First Cut

Perhaps my father was the first,

with his absence,

except for the rare storms from his daytime slumber

to terrorize us into quiet so he could sleep.

I once got caught in the cross fire of his flying hands.

I was not yet 3.

My older sisters squealed and screamed him awake.

But I was too naive to run.

Before that, he was the myth my mother made us believe

about fatherhood and tender love.


But the one I can summons from memory caves

was the gorgeous boy

with the ass long shiny silk brown hair

and tan flawless skin sunk into Italian brown eyes.

I was 13 and he 15.

He paid me attention, walked with me at night

on a quiet moon-lit road named Candlewood as we

murmured our intentions, our future married selves

–or I did.

I couldn’t believe he was interested in me, a brainy

average-looking girl with the wrong kind of hair–

refusing to hang long from a middle combed part.

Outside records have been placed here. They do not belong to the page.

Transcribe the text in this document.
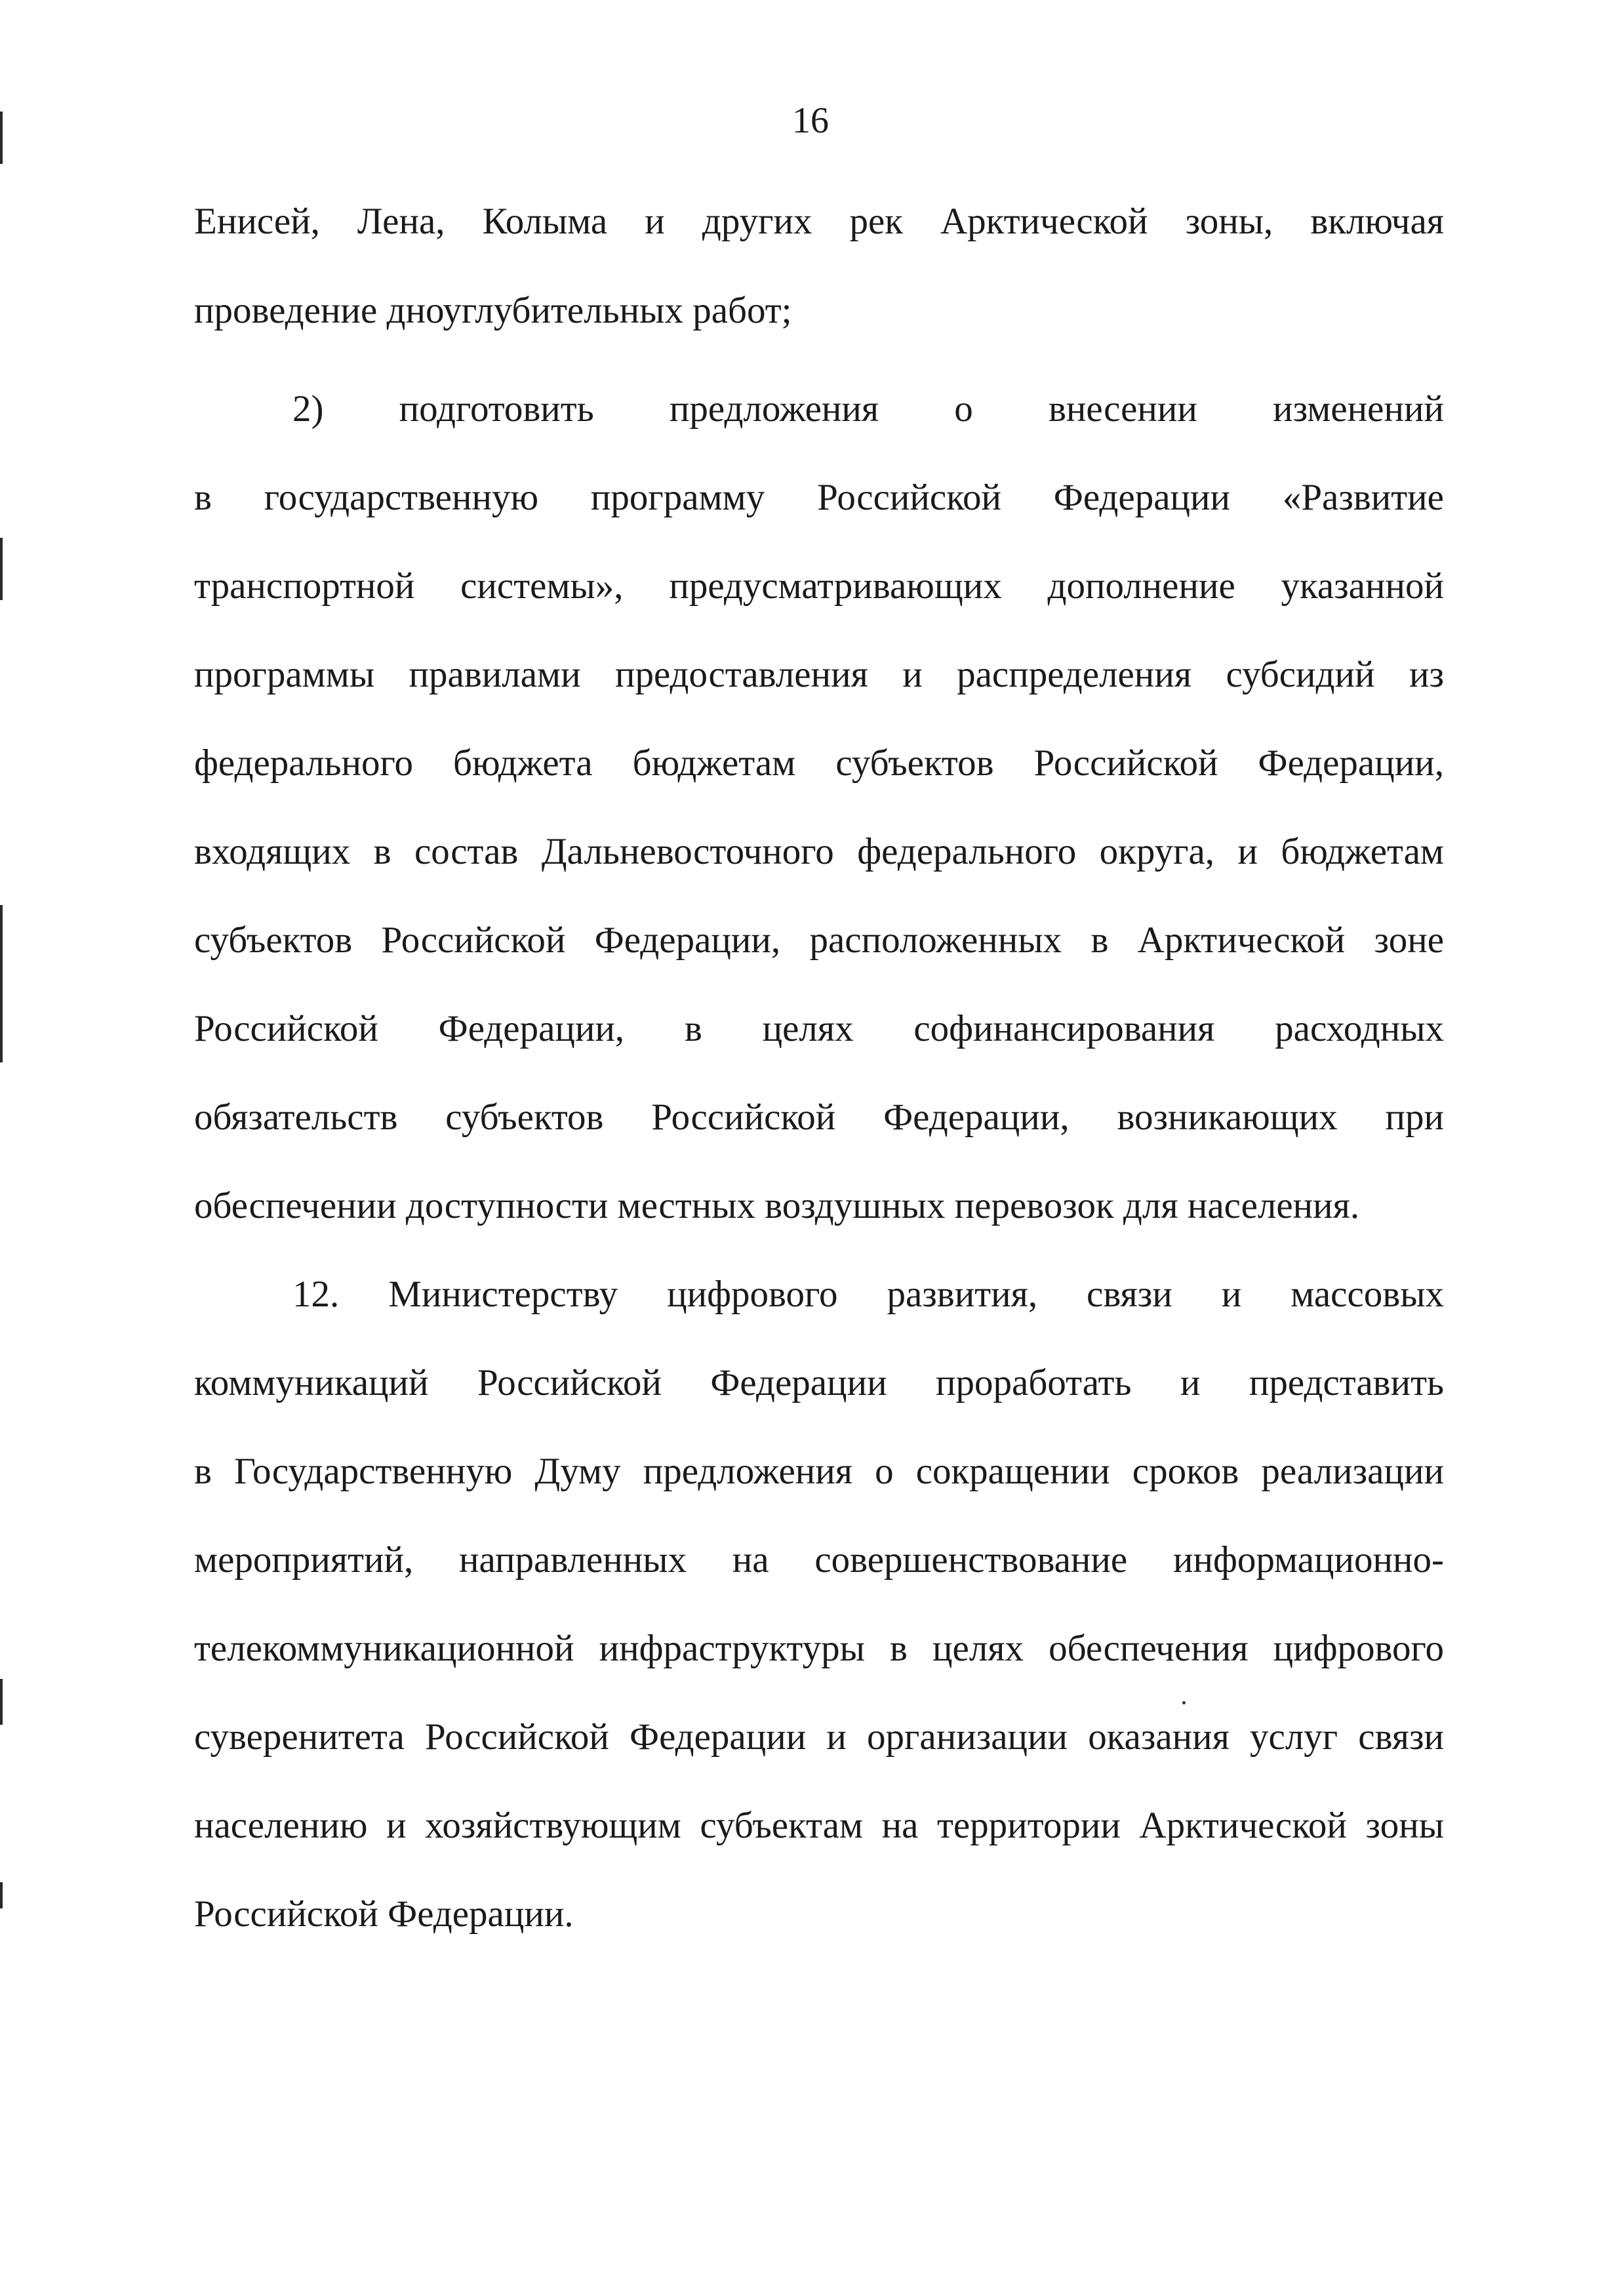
16
Енисей, Лена, Колыма и других рек Арктической зоны, включая
проведение дноуглубительных работ;
2) подготовить предложения о внесении изменений
в государственную программу Российской Федерации «Развитие
транспортной системы», предусматривающих дополнение указанной
программы правилами предоставления и распределения субсидий из
федерального бюджета бюджетам субъектов Российской Федерации,
входящих в состав Дальневосточного федерального округа, и бюджетам
субъектов Российской Федерации, расположенных в Арктической зоне
Российской Федерации, в целях софинансирования расходных
обязательств субъектов Российской Федерации, возникающих при
обеспечении доступности местных воздушных перевозок для населения.
12. Министерству цифрового развития, связи и массовых
коммуникаций Российской Федерации проработать и представить
в Государственную Думу предложения о сокращении сроков реализации
мероприятий, направленных на совершенствование информационно-
телекоммуникационной инфраструктуры в целях обеспечения цифрового
суверенитета Российской Федерации и организации оказания услуг связи
населению и хозяйствующим субъектам на территории Арктической зоны
Российской Федерации.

And a week after that walk under the old gibbous moon,

when I told him I wanted to marry a bodily lover,

he failed to appear, non-responsive, ghosted–

and I cried the cliché with a painful heart, torn

and scorned, never to be stabbed the same again,

my pillows my week-long companions in sob-town.


Though others made Caesar of my heart, dagger

hurlers and stabbers, I remember them vaguely.

Not like that first cut, the baptismal soul’s sarcophagus.


One thought on “First Cut

  1. This feels almost like two poems brought together. The first stanza about your father is completely and utterly riveting. So many full-on, angry images: every single sentence set my teeth on edge. Words like ‘storm’ ‘terrorise’ and ‘crossfire’ do not a settled childhood make – and there was such power and energy in this stanza. You curl everything so beautifully into those final two lines in that opening stanza – the ‘myth’ of your father that your mother had you believe: I think this would have worked as a complete poem. It’s certainly powerful enough to stand on its own.

    The second stanza (and I understand your reason for linking these two men who caused pain and who absented themselves) seems tonally different, though the story is still a painful one, beautifully told. It’s the crackling (and frightening) force of the first stanza which captures me, however.